Malam itu, tanggal 14 Januari, sekitar pukul 22.00, dia baru saja mencuci pisau yang digunakannya untuk membunuh di sebuah westafel di dapur rumah tersebut, usai menaruh benda itu di belakang rumah Rafika, tak lama dia keluar mematikan lampu dan berlalu ke sebuah tempat duduk (bale bale), di dekat pos tempatnya biasa berjaga.

Di atas bale- bale itu dia termenung, sesekali melirik sana sani dengan wajah yang bingung, walau berusaha kuat melupakan peristiwa tragis itu, asap rokok lalu disembulnya, sembari kembali berdiri dan melihat darah yang melekat di bajunya.

Rokoknya pun ditaruh, bajunya lalu dia buka dan disimpannya di lemari tempat dimana dia menyimpan bajunya di dalam pos jaga, Saleh lalu kembali terduduk dalam khayalan dan kecemasan, rasa sesal dan takut menjadi teman tidurnya di hari Minggu (15/1/2017), hingga terbangun di sore hari, dan kembali berfikir tentang bagaimana dia bersikap agar tak ketahuan.

“Setelah kejadian tersebut pelaku duduk dan merenung di kamar belakang kemudian pelaku keluar dan memadamkan lampu rumah pada sakelar lampu luar,”kata Kabid Humas Polda Sulsel, Kombes Pol Dicky Sondani kepada Inikata.com.

” Lalu pelaku kembali ke Pos Jaga kemudian pelaku duduk di tempat duduk (bale bale ) dekat pos, kemudian pelaku membuka bajunya yang ada bercak darah dan disatukan dengan baju milik pelaku yang tertumpuk di lantai pos satpam lalu pelaku duduk kembali ke tempat duduk ( bale bale),”sambungnya.

Baca Juga: Ini Pengakuan Saleh Hingga Tega Habisi Nyawa Rafika

Tepat di hari Senin penemuan mayat Rafika, rasa takut kian menghantui khayalannya, hingga dia berusaha agar dirinya terhindar dari jeratan hukum, di hari inilah dia berpura- pura menemukan Jenazah Rafika dan mengabarkannya kepada warga dan Kepolisian.

Tepatnya, malam hari, saat Jenazah Rafika dibawa ke RS Bhayangkara, dan Polisi telah usai memberi police line dan olah TKP, rasa cemas itu menghantuinya, ponsel yang dia curi dari Rafika lalu dibuangnya ke selokan tepat di samping rumah Rafika.

Keesokan harinya (17/1/2016), Polisi kembali mendatangi lokasi, dan kembali melakukan olah TKP, di hari inilah Handphone itu ditemukan, Saleh nampak pucat kala itu, apalagi saat badiknya ditemukan, namun dia masih saja membentengi diri dengan kronologis yang dibuatnya sendiri.

Alhasil, Polisi mengamankan Saleh di waktu itu, dia pun dibawa ke Mapolres Gowa untuk diperiksa, di malam hari, kala penulis melihatnya di Posko Resmob, di sudut kanan belakang Polres Gowa dia kedatangan banyak rekan, dan menjelaskan kejadian nahaas itu, namun dia mengaku hanya sebatas menemukan jenazah.

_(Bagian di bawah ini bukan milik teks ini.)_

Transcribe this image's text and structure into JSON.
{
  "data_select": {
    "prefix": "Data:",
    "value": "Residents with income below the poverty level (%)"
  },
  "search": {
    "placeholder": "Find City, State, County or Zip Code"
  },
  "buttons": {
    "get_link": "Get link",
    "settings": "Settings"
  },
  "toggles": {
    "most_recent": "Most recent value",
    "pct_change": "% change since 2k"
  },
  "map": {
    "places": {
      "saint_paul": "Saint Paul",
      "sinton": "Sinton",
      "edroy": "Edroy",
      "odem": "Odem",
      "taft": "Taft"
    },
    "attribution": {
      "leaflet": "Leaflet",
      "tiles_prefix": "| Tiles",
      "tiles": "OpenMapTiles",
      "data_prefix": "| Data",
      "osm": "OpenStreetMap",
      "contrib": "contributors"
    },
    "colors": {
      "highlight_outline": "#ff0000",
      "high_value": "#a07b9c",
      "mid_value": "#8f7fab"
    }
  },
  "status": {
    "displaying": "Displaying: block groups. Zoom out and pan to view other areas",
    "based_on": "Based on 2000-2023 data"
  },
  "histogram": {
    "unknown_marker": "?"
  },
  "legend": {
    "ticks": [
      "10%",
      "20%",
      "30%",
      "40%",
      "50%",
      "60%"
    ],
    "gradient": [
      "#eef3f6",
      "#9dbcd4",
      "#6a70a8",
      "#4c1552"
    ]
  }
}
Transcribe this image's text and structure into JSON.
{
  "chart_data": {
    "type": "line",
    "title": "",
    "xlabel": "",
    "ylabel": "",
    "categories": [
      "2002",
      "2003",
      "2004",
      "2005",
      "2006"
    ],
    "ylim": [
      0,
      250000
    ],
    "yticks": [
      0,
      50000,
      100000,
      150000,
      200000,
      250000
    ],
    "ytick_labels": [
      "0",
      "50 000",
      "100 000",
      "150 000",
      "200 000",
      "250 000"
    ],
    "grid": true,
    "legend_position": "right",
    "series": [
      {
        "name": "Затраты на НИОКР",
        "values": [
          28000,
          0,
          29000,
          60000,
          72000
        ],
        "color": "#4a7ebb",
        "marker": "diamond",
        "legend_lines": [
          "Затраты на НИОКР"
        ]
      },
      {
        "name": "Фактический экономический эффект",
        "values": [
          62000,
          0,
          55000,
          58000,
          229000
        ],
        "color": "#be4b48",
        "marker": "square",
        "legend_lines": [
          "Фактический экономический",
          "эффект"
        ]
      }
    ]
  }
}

Hingga tepat, malam kemarin (19/1/2017) Saleh dinyatakan sebagai tersangka, sebagai pertanda berakhirnya perjalanan pembunuhan misterius yang dilakukan oleh Saleh sendiri. Saleh nampak tegang, di wajahnya penuh bayangan dosa saat dia dibawa ke lokasi pembunuhan dan mempergakan caranya menghabisi nyawa Rafika. (***)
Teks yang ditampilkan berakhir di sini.